E i soldi? Continuavano a mantenerla mamma e papà?
«No. Non condividevano la mia scelta, decisi che me la sarei cavata da sola. Cominciai a lavorare nei pub, come fanno tanti ragazzi, e con quello che riuscii a mettere insieme mi iscrissi a un corso su Shakespeare alla Guildhall School. Ma il mio obiettivo era un altro».
Quale?
«La Drama Studio London – una delle migliori scuole di recitazione e arte drammatica. Non era facile: ci volevano i soldi e bisognava superare il provino. Riuscii in entrambe le imprese, e finalmente cominciò la mia nuova vita».
Lontano dalla famiglia e verso il successo.
«Quello sarebbe arrivato tempo dopo. Intanto, però, ero felice. Recitavo e lavoravo. La vita da studente di arte drammatica a Londra vi assicuro che è meravigliosa».

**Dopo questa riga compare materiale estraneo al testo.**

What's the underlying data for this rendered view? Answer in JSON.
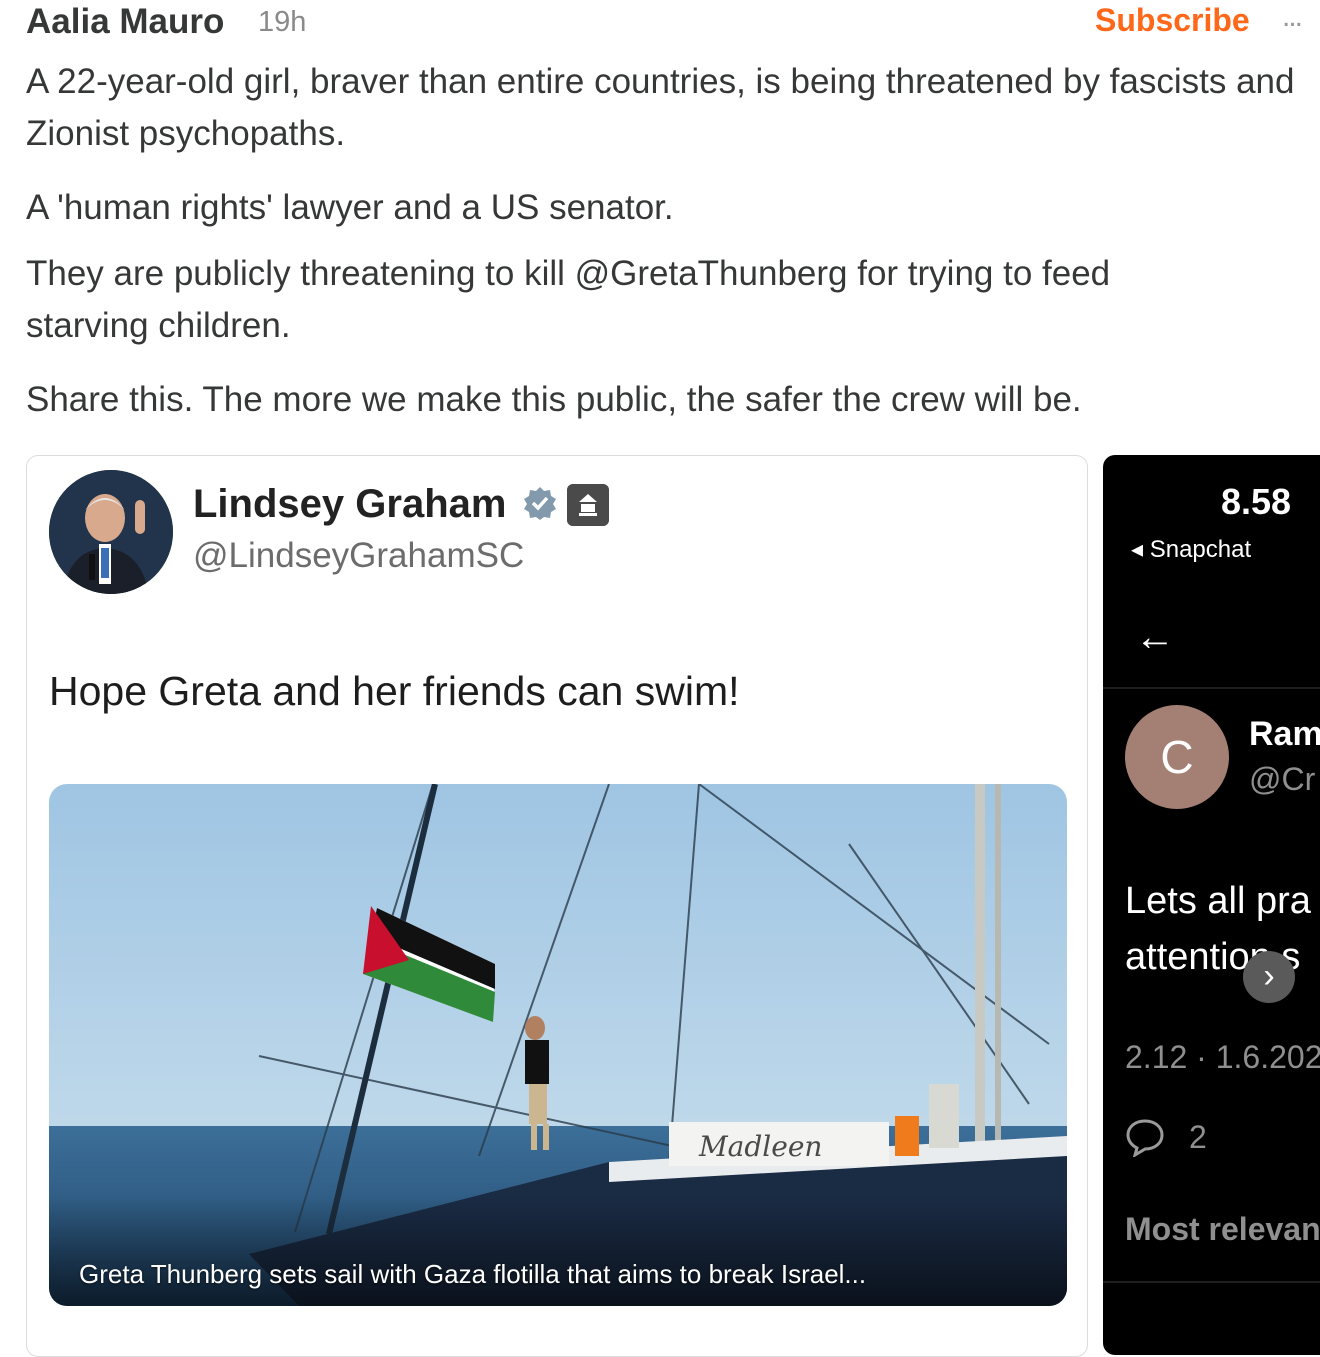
{
  "post": {
    "author": "Aalia Mauro",
    "time": "19h",
    "subscribe_label": "Subscribe",
    "more_label": "...",
    "paragraphs": [
      "A 22-year-old girl, braver than entire countries, is being threatened by fascists and Zionist psychopaths.",
      "A 'human rights' lawyer and a US senator.",
      "They are publicly threatening to kill @GretaThunberg for trying to feed starving children.",
      "Share this. The more we make this public, the safer the crew will be."
    ]
  },
  "embed": {
    "name": "Lindsey Graham",
    "handle": "@LindseyGrahamSC",
    "text": "Hope Greta and her friends can swim!",
    "image": {
      "caption": "Greta Thunberg sets sail with Gaza flotilla that aims to break Israel...",
      "boat_name": "Madleen"
    }
  },
  "snapchat": {
    "time": "8.58",
    "back_label": "◂ Snapchat",
    "arrow": "←",
    "avatar_letter": "C",
    "name": "Ram",
    "handle": "@Cr",
    "text_line1": "Lets all pra",
    "text_line2": "attention s",
    "date": "2.12 · 1.6.202",
    "comment_count": "2",
    "sort_label": "Most relevan",
    "next_glyph": "›"
  },
  "colors": {
    "accent": "#ff6719",
    "verified": "#829aab"
  }
}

Come se la cavava con l’inglese?
«Molto bene. L’avevo studiato da bambina, dovevo solo perfezionarlo. Anzi, recitare in inglese mi era congeniale e spero, prima o poi, di tornare a farlo».
Da bambina, diceva. Quando divorava libri e amava la musica.

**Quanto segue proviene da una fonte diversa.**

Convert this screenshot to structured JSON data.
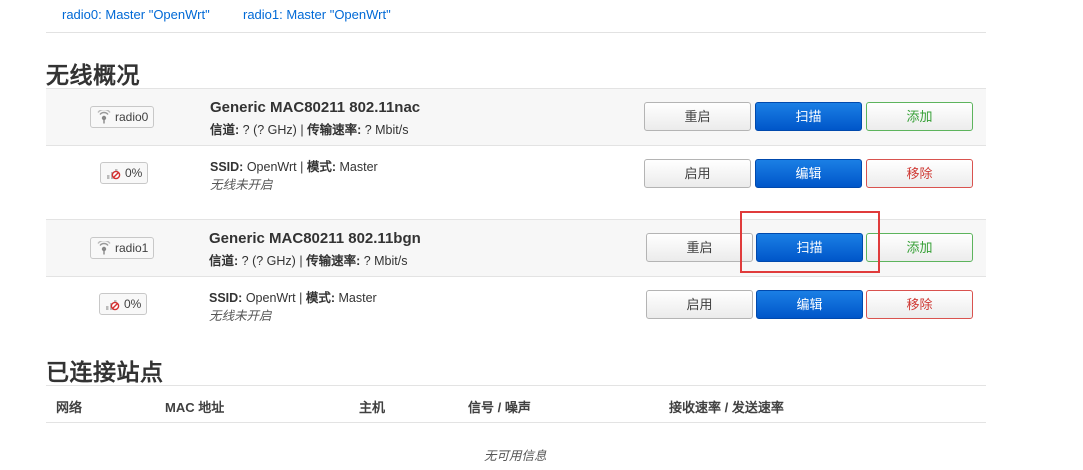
{
  "tabs": [
    "radio0: Master \"OpenWrt\"",
    "radio1: Master \"OpenWrt\""
  ],
  "overview": {
    "heading": "无线概况",
    "devices": [
      {
        "badge": "radio0",
        "title": "Generic MAC80211 802.11nac",
        "channel_label": "信道:",
        "channel_value": "? (? GHz)",
        "separator": "|",
        "rate_label": "传输速率:",
        "rate_value": "? Mbit/s",
        "buttons": {
          "restart": "重启",
          "scan": "扫描",
          "add": "添加"
        },
        "network": {
          "signal": "0%",
          "ssid_label": "SSID:",
          "ssid_value": "OpenWrt",
          "separator": "|",
          "mode_label": "模式:",
          "mode_value": "Master",
          "status": "无线未开启",
          "buttons": {
            "enable": "启用",
            "edit": "编辑",
            "remove": "移除"
          }
        }
      },
      {
        "badge": "radio1",
        "title": "Generic MAC80211 802.11bgn",
        "channel_label": "信道:",
        "channel_value": "? (? GHz)",
        "separator": "|",
        "rate_label": "传输速率:",
        "rate_value": "? Mbit/s",
        "buttons": {
          "restart": "重启",
          "scan": "扫描",
          "add": "添加"
        },
        "network": {
          "signal": "0%",
          "ssid_label": "SSID:",
          "ssid_value": "OpenWrt",
          "separator": "|",
          "mode_label": "模式:",
          "mode_value": "Master",
          "status": "无线未开启",
          "buttons": {
            "enable": "启用",
            "edit": "编辑",
            "remove": "移除"
          }
        }
      }
    ]
  },
  "stations": {
    "heading": "已连接站点",
    "columns": [
      "网络",
      "MAC 地址",
      "主机",
      "信号 / 噪声",
      "接收速率 / 发送速率"
    ],
    "empty_text": "无可用信息"
  },
  "colors": {
    "link": "#0069d6",
    "primary": "#0056c9",
    "positive": "#37a037",
    "negative": "#cf3a35",
    "highlight": "#e03b3b"
  }
}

«Ho studiato anche pianoforte. Avevo un maestro bravissimo, Ciro Palella, che dirige una scuola di musica a Volla. Un punto di riferimento per me: Il pianoforte è come la vita mi diceva quello che ci metti, quello ci trovi. Così mi spronava a fare sempre di più. E io lo seguivo volentieri».

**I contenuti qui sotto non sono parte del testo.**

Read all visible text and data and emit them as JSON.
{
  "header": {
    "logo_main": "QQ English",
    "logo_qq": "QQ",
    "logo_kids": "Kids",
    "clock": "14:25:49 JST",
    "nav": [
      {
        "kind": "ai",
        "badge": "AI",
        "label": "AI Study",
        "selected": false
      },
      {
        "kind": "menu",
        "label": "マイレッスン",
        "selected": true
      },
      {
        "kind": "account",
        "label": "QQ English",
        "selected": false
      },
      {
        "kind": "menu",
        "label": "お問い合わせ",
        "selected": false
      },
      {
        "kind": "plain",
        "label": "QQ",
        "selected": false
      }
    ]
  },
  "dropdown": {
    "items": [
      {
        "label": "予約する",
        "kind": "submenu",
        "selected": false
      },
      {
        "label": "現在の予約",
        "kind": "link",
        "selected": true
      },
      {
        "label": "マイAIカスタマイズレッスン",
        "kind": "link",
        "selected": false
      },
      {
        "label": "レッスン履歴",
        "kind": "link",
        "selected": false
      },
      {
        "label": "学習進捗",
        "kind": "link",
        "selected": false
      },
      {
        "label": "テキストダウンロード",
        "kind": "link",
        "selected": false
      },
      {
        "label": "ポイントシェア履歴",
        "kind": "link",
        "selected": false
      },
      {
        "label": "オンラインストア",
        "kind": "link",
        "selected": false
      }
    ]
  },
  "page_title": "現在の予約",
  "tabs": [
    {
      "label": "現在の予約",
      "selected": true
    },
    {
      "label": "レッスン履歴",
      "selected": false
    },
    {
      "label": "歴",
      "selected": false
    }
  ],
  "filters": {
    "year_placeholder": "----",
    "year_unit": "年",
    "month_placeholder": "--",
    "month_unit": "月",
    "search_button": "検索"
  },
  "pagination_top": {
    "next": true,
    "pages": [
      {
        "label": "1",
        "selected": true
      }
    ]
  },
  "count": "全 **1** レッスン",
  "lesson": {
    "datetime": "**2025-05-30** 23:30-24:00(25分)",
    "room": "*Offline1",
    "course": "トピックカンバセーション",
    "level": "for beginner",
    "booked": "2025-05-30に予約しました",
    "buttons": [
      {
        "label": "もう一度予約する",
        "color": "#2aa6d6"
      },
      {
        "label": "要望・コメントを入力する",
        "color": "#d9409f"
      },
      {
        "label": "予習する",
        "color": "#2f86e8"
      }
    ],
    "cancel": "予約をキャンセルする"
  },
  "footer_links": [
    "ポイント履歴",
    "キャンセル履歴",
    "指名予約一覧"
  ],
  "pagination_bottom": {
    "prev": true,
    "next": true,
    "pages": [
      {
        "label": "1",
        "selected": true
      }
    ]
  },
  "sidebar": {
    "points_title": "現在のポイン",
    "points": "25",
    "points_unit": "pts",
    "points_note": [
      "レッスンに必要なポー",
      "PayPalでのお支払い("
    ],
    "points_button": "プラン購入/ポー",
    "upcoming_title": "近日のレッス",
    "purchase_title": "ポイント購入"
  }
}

Un’infanzia felice quella di donna Patrizia.
«Direi proprio di sì. Famiglia unita e tanto amore. Con i miei due fratelli, poi, vivevamo in simbiosi; con Giuseppe in particolare, abbiamo appena sedici mesi di differenza: da bambini si faceva tutto insieme. Poi è arrivato Marco, sette anni dopo. Vivono entrambi negli Stati Uniti, il primo fa il veterinario, il secondo è un ingegnere chimico».
Un ricordo?
«Le vacanze a Baia Verde. Che belle, un posto che mi sembrava incantato. Avevamo una casa, tuttora la sogno; e non vi nascondo che ogni tanto, da sola, ci torno. Mi divertivo da morire. Un anno, poi, mi fidanzai con il ragazzino più carino della spiaggia: si chiamava Vincenzo, conservo ancora la sua foto. E poi c’era il nonno, faceva il preside, e ogni estate con lui ripetevo il greco e il latino. Fu il primo a credere che davvero avrei fatto l’attrice».
A proposito di attrice. Come ha cominciato?
«Ero a Londra, tornai a casa per le vacanze. Un amico mi convinse a fare il provino per Un posto al sole. Poi ripartii per l’Inghilterra dove, nel frattempo, facevo piccole cose in teatro. Una mattina ricevetti una mail: avevo superato il provino».
Così tornò a Napoli.
«A malincuore, devo dire. A Londra stavo benissimo e amavo recitare in inglese. Ma il lavoro non potevo rifiutarlo. Durerà qualche mese pensai poi torno in Inghilterra».
Invece, qui è rimasta.
«Una cosa ha tirato l’altra».
Fino a quando è arrivata Gomorra.
«Provino anche stavolta, cercavano gli attori della prima stagione. Avevo 27 anni. Quando fai un provino non sai mai qual è il ruolo che serve, così sbagliai l’idea del personaggio e non mi presero, però fu un bene. Comunque ero piaciuta, l’anno dopo si fecero risentire: mi aspettava Patrizia».
Mica male.
«Come diceva il mio maestro di piano: Il giorno più bello è quello che deve ancora venire».